Серый камень часовни был сплошь исписан мольбами. Причём не прошлых времён, а самых недавних. Не только царапанные гвоздями, но писанные чернильным карандашом, краской, даже хрупкими мелками и Бог ещё знает чем.
«Господи, помоги выздороветь маме, век буду молить».
«Раба божия Ксения просит соединить её с рабом божьим Алексеем».
«Дорогой Боженька, верни нам покой и благополучие, пусть папа найдётся».
«Боже всемилостливый, избавь нас с женой от бездетства, дай чадо на воспитанье».
«Господь, хоть я в тебя и не верю, покарай злого человека Н. В., тогда поверю и буду тебе служить».
«Раб божий Александр, слеповатый, молит раскрыть ему глаза».

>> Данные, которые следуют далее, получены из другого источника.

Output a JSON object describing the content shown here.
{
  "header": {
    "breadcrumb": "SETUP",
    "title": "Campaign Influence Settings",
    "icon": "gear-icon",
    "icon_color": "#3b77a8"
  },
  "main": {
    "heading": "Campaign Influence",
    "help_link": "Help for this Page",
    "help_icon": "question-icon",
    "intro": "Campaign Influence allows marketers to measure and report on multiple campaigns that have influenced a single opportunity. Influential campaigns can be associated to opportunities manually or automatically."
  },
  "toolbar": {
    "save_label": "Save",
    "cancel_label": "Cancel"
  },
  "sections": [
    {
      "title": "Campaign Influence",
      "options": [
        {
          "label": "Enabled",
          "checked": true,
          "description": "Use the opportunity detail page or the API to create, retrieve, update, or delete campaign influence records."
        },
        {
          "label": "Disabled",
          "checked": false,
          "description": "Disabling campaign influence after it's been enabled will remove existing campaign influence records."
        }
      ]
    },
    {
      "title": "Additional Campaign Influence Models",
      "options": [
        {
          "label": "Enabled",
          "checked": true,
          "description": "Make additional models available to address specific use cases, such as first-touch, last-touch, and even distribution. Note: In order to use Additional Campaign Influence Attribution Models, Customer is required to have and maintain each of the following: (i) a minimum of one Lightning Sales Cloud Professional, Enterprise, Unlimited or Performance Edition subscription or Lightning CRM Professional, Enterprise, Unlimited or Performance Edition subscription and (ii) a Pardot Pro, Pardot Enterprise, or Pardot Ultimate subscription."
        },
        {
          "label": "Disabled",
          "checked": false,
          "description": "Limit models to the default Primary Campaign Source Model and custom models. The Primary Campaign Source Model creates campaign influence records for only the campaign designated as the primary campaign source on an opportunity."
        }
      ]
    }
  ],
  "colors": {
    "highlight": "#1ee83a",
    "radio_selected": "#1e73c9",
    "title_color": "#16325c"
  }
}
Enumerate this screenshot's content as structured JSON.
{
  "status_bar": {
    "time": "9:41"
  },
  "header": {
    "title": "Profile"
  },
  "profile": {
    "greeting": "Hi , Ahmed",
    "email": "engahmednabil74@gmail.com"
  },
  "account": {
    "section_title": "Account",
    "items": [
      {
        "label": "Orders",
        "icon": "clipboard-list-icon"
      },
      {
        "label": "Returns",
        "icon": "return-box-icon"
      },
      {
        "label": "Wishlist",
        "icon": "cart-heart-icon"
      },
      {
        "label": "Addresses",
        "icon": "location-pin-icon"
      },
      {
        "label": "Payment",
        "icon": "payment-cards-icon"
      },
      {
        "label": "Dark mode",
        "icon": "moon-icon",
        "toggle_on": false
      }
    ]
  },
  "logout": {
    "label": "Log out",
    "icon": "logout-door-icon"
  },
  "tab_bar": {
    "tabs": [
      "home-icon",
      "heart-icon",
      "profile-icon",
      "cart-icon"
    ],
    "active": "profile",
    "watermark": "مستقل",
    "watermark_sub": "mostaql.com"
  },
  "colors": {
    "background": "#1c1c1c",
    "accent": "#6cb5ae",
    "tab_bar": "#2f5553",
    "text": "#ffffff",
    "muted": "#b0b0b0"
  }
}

«Пашенька, где ты, любимый, пишу на стенке и у Бога прошу, чтоб ты отозвался».
«Господи, не разлучай рабов твоих Таню и Константина».
«Господи, помоги сил набраться, дай красоту, чтобы меня любили».
«Боже, правый, накажи злодея по имени Автандил, много на нём крови и всяких бесчинств».
«Господи, поставь меня на ноги, сил нету больше лежать, и тело гниёт».
«Боже, Боже, Боже, что же они все творят, когда кончится это адово время…»
Надписей были сотни, попадались кощунственные, но редко. Сделанные как бы на скорую руку, с испугом. Поэт сказал:
— Вот и попробуй выбей веру. Я как-то хотел посидеть в кустах посмотреть, кто пишет. Вдруг энкавэдист. Но всё недосуг.
Когда мы уходили, поднялся ветер и понёс над садом дымы Потёмкина. Померкла зелень, потускнели краски, листва взъерошилась, в глубине её замелькали неясные тени.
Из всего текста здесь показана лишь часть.